Thursday, 22 March 2012

Horatio Clare

I've just come back from a lecture to Myth and Creative Writing students by Horatio Clare, author of the excellent novel The Prince's Pen, part of Seren Books' series of modern retellings of Mabinogion stories by hip Welsh authors.

Most of them have chosen non-realist, often SF or fantasy-style genres - one of the discussions we had was whether there's any other way to reintroduce myth, and why realism has come to dominate English literature. In Clare's novel, the Lludd and Llyfelys story (royal brothers battle three plagues: (little people, an infertility curse and a resources crisis) is recast as a Britain in which the Welsh are Taliban-style religious absolutists battling an invading force of technologically-superior imperialists - it's clearly an Afghanistan novel, and part of the Welsh tradition of identifying with subaltern groups: I'm thinking of Wiliam Owen Roberts' Y Pla (Pestilence) and Meredith's Griffri - Clare added Minhinnick's new collection The Keys of Babylon to the Welsh internationalist canon.

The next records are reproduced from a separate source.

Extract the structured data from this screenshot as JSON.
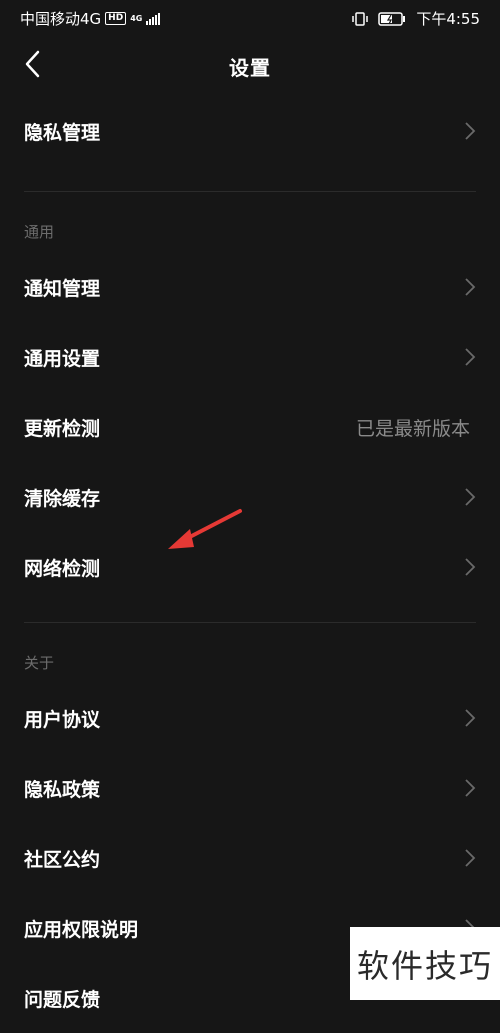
{
  "status_bar": {
    "carrier": "中国移动4G",
    "hd": "HD",
    "net": "4G",
    "time": "下午4:55"
  },
  "header": {
    "title": "设置"
  },
  "top_item": {
    "label": "隐私管理"
  },
  "sections": [
    {
      "title": "通用",
      "items": [
        {
          "label": "通知管理"
        },
        {
          "label": "通用设置"
        },
        {
          "label": "更新检测",
          "value": "已是最新版本"
        },
        {
          "label": "清除缓存"
        },
        {
          "label": "网络检测"
        }
      ]
    },
    {
      "title": "关于",
      "items": [
        {
          "label": "用户协议"
        },
        {
          "label": "隐私政策"
        },
        {
          "label": "社区公约"
        },
        {
          "label": "应用权限说明"
        },
        {
          "label": "问题反馈"
        }
      ]
    }
  ],
  "watermark": "软件技巧",
  "colors": {
    "background": "#161616",
    "annotation_arrow": "#e53935",
    "secondary_text": "#8a8a8a"
  },
  "icons": [
    "back-arrow-icon",
    "chevron-right-icon",
    "vibrate-icon",
    "battery-icon",
    "signal-icon"
  ]
}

As a speaker, Clare's one of the best who's been here: fluent, learned, funny, very good at taking his audience seriously. Aperçus flowed fast: 'myths are always true' he said - 'it's truth that's the problem'. This was his major point. As man of faith himself, he sees myth as a way of providing perspective on the world's complexity. I think this is related to the turn away from realism: we don't live in a realist world of cause and effect. Pretending we do is comfortable, but dishonest. Instead, Clare says, 'myth is a dance between fact and truth', and 'our fate is to be made by myths'.

I don't mean to make him sound ponderous. Clare was refreshingly direct about the process of writing. He talked about his heroes, quoted a surprisingly long and funny chunk of Moby Dick to explain why he's spent the past few months as writer-in-residence on container ships, and recommended Auden's writing method ('to write a poem, go for a walk and a pint'). Writing, said Clare, should be hard, but a compulsion, citing in support Beckett's 'fail again, fail better'. If you don't struggle and have self-doubt, he claimed, you're 'a hack'.

The questions from students and colleagues were excellent, and answered very openly. He accepted that women ended up second-best in his novel, though defended by claiming that Islamic women he'd taken as models tended to be officially inferior but actually very influential - not particularly progressive.

Clare was particularly moving when he discussed the recent death of his sister. Explaining that absence in some ways made her more present to him, he told us about visiting the Greek cave which is said to be the entrance to Hades: the space between the myth of Orpheus bringing Eurydice back through the cave into life and the explorer's assertion that the cave is impassable gave him some hope through uncertainty.

All in all, a stimulating and fascinating event. Time for lunch with the author.